Kafka distributes across machines. DMS runs on one. Kafka persists to an append-only log. DMS keeps messages in memory, with optional persistence to .dmsq files. Kafka has hundreds of knobs. DMS has six command-line flags.

The insight isn’t that DMS is better. It’s that DMS makes Kafka legible.

The partition log is a queue with a different storage engine. The consumer group protocol is coordination over who reads from which queue. The replication protocol is copying queue state across machines.

When you read Kafka source after building DMS, you recognize everything. You see a more sophisticated version of something you already understand. That recognition — seeing the simple structure inside the complex system — is what separates engineers who understand distributed systems from engineers who just deploy them.

Inside the broker

The architecture is deliberately simple. That’s the point.

                    ┌─────────────────┐
  Client A ──TCP──► │                 │
  Client B ──TCP──► │  Server (main)  │──► spawns one thread per client
  Client C ──TCP──► │                 │
                    └────────┬────────┘
                             │
                    ┌────────▼────────┐
                    │ Queue Registry  │  (array of queue_t*, protected
                    │ registry_lock   │   by a global mutex)
                    └────────┬────────┘
                             │
              ┌──────────────┼──────────────┐
              ▼              ▼              ▼
        ┌──────────┐  ┌──────────┐  ┌──────────┐
        │ "orders" │  │ "events" │  │ "logs"   │
        │ mutex    │  │ mutex    │  │ mutex    │
        │ ring buf │  │ ring buf │  │ ring buf │
        └──────────┘  └──────────┘  └──────────┘

Each queue is a ring buffer — a fixed-size array with head and tail indices. Enqueueing copies the message into the slot at tail and advances the pointer. Dequeueing reads from head. Both O(1). The ring wraps with modular arithmetic. No linked list, no heap allocation per message.

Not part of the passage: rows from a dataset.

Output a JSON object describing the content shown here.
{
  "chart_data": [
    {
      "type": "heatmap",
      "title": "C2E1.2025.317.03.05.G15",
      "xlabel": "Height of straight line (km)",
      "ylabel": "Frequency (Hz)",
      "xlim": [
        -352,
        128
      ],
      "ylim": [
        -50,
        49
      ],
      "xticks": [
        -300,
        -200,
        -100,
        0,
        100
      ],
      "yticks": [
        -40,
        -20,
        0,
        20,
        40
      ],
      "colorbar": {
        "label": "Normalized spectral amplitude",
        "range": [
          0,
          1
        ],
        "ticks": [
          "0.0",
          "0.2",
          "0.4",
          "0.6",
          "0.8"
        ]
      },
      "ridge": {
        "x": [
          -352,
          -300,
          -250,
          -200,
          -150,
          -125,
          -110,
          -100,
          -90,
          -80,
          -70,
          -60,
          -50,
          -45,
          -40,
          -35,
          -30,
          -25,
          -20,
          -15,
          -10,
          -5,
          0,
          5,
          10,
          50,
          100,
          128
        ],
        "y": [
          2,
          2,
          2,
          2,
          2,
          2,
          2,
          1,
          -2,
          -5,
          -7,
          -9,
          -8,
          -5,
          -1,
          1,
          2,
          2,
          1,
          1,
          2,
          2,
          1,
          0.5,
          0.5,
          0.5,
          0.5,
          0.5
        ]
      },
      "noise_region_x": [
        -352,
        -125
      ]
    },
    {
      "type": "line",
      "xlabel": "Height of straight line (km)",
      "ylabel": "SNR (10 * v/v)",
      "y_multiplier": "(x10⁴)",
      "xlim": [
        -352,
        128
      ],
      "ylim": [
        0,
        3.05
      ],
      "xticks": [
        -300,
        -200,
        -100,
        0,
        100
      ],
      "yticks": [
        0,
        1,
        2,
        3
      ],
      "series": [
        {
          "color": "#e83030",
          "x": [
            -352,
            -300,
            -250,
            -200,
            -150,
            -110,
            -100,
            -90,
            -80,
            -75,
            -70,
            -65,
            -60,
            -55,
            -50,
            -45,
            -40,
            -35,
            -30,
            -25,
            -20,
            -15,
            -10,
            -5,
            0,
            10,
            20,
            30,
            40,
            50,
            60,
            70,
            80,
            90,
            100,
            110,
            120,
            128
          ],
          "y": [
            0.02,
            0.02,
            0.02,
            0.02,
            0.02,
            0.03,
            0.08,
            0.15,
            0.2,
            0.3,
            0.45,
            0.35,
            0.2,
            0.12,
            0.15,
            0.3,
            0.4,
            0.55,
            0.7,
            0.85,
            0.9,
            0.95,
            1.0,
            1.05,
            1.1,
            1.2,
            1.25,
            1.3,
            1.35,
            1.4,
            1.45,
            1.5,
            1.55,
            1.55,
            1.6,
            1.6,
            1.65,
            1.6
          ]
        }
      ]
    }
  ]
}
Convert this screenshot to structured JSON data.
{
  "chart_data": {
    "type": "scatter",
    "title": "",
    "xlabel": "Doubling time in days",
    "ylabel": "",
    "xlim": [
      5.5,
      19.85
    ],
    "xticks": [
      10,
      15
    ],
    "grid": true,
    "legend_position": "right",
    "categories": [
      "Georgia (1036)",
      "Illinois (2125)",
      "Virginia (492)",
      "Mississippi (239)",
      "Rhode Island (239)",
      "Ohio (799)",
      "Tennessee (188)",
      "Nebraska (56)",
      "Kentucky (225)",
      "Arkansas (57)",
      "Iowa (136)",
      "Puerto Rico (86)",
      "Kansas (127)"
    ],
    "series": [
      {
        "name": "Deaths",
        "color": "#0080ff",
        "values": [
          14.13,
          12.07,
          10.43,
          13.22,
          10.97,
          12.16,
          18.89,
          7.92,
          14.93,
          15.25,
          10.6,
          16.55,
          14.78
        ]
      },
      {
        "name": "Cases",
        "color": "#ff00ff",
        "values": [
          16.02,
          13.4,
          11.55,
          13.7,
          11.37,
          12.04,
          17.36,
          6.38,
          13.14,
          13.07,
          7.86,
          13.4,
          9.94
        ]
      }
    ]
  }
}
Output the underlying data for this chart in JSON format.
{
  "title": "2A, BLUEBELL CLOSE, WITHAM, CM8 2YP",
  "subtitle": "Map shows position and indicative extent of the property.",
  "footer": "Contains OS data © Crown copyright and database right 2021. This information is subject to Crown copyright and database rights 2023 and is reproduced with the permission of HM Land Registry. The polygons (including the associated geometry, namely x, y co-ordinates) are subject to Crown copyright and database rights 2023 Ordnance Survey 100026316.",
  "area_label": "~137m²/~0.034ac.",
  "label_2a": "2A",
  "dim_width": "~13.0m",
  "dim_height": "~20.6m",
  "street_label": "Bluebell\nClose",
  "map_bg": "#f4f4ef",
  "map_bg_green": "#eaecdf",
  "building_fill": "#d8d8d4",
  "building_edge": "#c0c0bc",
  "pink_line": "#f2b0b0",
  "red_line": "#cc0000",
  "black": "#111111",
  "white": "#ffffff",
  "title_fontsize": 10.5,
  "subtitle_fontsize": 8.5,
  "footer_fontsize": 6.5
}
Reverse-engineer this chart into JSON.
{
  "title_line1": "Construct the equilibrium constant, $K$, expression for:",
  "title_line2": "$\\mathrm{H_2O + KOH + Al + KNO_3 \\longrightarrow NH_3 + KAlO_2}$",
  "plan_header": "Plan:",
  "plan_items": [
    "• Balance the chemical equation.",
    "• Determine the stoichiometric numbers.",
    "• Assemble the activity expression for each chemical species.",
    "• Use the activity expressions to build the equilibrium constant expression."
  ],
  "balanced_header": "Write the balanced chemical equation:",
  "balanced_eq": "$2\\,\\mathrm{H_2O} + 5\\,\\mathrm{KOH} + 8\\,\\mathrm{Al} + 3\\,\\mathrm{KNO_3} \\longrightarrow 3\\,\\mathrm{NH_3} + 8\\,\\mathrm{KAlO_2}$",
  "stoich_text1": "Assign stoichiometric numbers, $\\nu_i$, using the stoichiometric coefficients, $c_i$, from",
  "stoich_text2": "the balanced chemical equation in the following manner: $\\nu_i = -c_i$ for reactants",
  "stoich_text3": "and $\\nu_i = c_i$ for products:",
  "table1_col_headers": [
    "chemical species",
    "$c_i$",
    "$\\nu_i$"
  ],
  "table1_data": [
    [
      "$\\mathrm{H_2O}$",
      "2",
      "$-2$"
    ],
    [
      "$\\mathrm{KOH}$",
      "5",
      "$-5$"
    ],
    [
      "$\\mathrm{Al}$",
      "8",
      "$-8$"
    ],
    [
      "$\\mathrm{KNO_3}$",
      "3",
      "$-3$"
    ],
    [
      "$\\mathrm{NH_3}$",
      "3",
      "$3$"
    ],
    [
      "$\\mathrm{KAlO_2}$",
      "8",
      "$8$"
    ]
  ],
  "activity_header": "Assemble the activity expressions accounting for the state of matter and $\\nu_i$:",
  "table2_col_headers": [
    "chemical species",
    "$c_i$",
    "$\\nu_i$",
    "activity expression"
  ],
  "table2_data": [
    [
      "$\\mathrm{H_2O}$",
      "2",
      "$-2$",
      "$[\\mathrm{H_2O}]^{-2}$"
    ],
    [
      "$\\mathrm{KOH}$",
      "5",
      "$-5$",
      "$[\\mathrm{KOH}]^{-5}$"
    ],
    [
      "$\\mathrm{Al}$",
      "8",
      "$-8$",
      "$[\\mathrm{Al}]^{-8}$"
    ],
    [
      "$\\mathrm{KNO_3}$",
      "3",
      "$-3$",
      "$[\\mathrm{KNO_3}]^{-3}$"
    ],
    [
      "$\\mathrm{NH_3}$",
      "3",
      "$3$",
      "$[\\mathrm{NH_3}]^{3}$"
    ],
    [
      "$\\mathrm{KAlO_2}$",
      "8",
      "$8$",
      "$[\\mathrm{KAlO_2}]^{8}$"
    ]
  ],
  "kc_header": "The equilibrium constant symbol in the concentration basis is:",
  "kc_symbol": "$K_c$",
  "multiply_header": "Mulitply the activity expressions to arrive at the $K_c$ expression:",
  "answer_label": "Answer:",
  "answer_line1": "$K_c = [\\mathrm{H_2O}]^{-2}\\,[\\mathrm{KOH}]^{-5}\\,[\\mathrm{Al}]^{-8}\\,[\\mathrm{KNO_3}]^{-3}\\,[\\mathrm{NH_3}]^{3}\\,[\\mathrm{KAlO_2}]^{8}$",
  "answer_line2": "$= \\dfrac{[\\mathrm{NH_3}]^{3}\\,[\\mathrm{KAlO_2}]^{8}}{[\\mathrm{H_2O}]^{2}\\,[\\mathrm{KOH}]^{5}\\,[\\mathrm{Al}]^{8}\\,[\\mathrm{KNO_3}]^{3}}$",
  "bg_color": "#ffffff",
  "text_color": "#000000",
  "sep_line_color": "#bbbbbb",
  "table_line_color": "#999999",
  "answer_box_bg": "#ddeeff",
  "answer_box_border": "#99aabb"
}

Thread safety is where 90% of queue implementations break. DMS gives each queue its own mutex. Only one thread modifies the queue at a time. The condition variables handle coordination — a consumer on an empty queue sleeps until a producer signals it. A producer hitting a full queue gets an error immediately. No deadlocks. No spinning.

The decoupling is the real insight. Producer sends a message, gets confirmation, disconnects. Consumer connects later, requests a message, blocks until one arrives. They never coordinate directly. They never need to be online at the same time. The queue is the mediator.

This is why message queues transformed distributed systems — and once you see it working in code you read line by line, the abstraction clicks permanently.

The file structure

DMS/
├── protocol.h    383 lines  — Wire format, message types, I/O helpers
├── queue.h       483 lines  — Ring buffer, mutex, condition variables
├── server.c      942 lines  — Broker: registry, client handling, persistence
├── client.c                 — CLI: produce, consume, stress test
└── Makefile       50 lines  — Two targets, zero dependencies

No build system generator. No vendored libraries. No abstraction layers. The entire broker fits in your head.

Getting started

git clone https://github.com/devwail/DMS.git
cd DMS
make

GCC, C11, pthreads. No external dependencies. Two binaries.

./server -p 9999 -l 0 &
./client create -q test -p 9999
./client produce -q test -m "hello world" -p 9999
./client consume -q test -p 9999

You just created a named queue, pushed a message, and consumed it with acknowledgment. The broker handled framing, deserialization, synchronization, and delivery confirmation.

Now read the code. Start with queue_enqueue in queue.h — 20 lines of real logic. Then the recv/send helpers in protocol.h — see how they handle partial TCP reads and network byte order. Then server.c — one thread per client, dispatching by message type. The whole system, readable in one sitting.

Forty-five minutes to build. Forty-five minutes to read. Ninety minutes total.

Systems knowledge compounds. Every queue you understand makes the next distributed system easier. Every mutex you’ve written makes the next concurrency bug faster to find. You get that from reading code and building systems — not from documentation. DMS is on GitHub.